Gewiss muss die Schweiz auf dem bilateralen Weg viel einstecken und nachvollziehen. Doch als Kleinstaat hätte sie auch als EU-Mitglied wenig auszurichten. Die EU-Entscheidungsmechanismen wandeln sich. Die Hebel kleinerer Länder werden kürzer, ihre Mitwirkungskraft nimmt ab. In mehr Bereichen soll mit qualifiziertem Mehr entschieden werden. Der helvetische Staatsaufbau von unten – starke Kantone, direkte Demokratie – bringt es mit sich, dass es oft gar keine zentrale Schweizer Stimme gibt. Das bedeutet, dass die Schweiz im EU-Klub sogar als richtiges Mitglied nicht richtig mitreden könnte. EU-kompatibel könnte sich die Schweiz nur durch Einschränkung der direkten Demokratie machen.

«Im Namen Gottes des Allmächtigen.» Die Worte über der Bundesverfassung stehen in einem bedenklichen Kontrast zum Verhalten vieler Schweizer in Staat, Gesellschaft, Wirtschaft, Medien und Kultur. Selbstgefälliges und eigenmächtiges Handeln untergräbt das Vertrauen, auf das ein Gemeinwesen, das Freiheit kultivieren will, angewiesen ist. Politische Rechte haben wir wie Bürger keines anderen.

Die Eidgenossenschaft hat ein Doppelgesicht. Es entspricht der Spannung zwischen ihren christlich-abendländischen Grundwerten und säkularer Freiheit, wuchernd in einer Geniesser- und Profit-Mentalität.

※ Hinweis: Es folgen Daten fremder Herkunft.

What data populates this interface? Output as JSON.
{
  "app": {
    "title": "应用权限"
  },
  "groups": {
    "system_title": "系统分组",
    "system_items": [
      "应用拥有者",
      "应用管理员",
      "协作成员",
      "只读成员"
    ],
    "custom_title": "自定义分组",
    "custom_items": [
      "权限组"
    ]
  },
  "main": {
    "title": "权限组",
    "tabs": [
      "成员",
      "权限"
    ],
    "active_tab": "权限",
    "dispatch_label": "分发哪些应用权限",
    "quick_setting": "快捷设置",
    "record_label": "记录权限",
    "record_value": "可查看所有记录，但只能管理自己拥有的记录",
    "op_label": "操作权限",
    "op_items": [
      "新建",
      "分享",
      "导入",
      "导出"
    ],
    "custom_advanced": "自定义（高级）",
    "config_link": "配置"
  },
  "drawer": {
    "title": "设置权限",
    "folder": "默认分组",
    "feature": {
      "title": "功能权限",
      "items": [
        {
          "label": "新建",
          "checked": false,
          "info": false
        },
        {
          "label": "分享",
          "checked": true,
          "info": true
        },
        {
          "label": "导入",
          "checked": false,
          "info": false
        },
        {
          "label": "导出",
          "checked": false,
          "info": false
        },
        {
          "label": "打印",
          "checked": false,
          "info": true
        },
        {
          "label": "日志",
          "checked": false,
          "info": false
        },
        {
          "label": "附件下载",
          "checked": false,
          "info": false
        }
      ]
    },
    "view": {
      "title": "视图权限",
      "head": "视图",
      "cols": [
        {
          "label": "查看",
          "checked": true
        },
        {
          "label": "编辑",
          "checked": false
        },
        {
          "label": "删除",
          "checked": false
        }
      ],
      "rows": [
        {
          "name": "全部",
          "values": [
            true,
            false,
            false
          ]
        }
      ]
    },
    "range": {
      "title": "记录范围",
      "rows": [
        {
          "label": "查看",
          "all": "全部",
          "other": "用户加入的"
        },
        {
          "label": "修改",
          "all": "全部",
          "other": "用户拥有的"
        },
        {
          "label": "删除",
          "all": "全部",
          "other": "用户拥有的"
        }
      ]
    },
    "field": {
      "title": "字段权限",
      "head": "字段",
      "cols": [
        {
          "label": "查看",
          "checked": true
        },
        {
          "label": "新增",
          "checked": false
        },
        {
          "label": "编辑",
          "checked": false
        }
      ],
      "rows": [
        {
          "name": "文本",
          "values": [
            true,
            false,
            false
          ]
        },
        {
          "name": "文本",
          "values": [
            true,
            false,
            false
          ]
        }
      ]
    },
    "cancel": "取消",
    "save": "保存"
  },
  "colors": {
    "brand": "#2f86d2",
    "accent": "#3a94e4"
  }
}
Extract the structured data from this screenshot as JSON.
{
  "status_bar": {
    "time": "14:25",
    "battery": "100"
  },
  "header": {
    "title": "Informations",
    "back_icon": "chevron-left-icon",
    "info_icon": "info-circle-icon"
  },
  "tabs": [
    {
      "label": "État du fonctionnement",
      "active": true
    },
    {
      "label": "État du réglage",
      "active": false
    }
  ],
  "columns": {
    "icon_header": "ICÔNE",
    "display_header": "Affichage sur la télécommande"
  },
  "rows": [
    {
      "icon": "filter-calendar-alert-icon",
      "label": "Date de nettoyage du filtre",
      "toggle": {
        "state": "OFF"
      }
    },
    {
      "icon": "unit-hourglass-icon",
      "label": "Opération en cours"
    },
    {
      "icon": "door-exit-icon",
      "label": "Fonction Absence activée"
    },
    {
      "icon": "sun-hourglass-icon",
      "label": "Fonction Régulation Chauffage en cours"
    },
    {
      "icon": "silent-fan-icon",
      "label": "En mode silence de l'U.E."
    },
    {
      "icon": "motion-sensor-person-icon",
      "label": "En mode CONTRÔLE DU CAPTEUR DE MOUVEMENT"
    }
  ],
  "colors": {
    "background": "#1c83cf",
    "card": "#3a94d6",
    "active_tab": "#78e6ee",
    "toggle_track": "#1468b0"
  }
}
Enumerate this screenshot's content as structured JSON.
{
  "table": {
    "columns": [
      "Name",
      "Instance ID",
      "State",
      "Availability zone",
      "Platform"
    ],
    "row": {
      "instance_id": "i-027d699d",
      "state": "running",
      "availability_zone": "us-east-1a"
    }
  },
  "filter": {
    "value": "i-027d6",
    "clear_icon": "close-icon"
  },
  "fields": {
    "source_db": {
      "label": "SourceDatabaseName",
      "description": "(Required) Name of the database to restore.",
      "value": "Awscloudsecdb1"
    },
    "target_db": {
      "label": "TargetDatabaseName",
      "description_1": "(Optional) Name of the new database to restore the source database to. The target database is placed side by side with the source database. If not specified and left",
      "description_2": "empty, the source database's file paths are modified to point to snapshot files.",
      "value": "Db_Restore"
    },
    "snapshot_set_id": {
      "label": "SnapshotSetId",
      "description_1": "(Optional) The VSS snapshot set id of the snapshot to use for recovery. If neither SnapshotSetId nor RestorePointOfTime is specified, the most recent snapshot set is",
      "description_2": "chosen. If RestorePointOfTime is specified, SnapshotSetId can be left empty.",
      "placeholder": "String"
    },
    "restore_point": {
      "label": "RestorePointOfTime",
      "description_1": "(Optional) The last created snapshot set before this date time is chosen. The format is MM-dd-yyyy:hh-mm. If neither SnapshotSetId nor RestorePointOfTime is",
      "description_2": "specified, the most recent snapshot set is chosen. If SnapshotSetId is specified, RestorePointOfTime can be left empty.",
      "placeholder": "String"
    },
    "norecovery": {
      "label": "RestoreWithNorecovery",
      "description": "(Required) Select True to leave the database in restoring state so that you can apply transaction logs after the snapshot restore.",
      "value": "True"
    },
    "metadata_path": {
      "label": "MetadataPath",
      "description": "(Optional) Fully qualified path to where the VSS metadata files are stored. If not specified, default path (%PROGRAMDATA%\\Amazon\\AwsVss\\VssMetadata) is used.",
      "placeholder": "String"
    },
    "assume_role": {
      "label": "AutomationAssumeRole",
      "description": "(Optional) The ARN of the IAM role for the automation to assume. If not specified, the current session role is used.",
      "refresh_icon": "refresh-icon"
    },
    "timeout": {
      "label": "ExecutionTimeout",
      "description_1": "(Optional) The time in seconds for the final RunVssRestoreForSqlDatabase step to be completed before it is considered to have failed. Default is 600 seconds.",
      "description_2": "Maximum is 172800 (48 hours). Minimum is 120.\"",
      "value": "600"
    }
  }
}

Diese Spannung gibt Christen in der Schweizer Gesellschaft eine Wegweiser-Funktion. Verzagtheit muss nicht sein. Doch ohne Ehrfurcht vor Gott, der seine Hand über der Eidgenossenschaft gehalten hat, schwindet das Bewusstsein für das Kostbare und Einzigartige des Staates mit dem weissen Kreuz im roten Feld.

Der Allmächtige macht frei. Er steht mit seinen Geboten und seinem Willen zum unverbrüchlichen Bund den eidgenössischen Werten Pate. Die Besinnung auf diese Werte gibt Mut, über 2010 hinaus die Schweiz in Europa zu gestalten – nicht eigenwillig, doch eigenständig.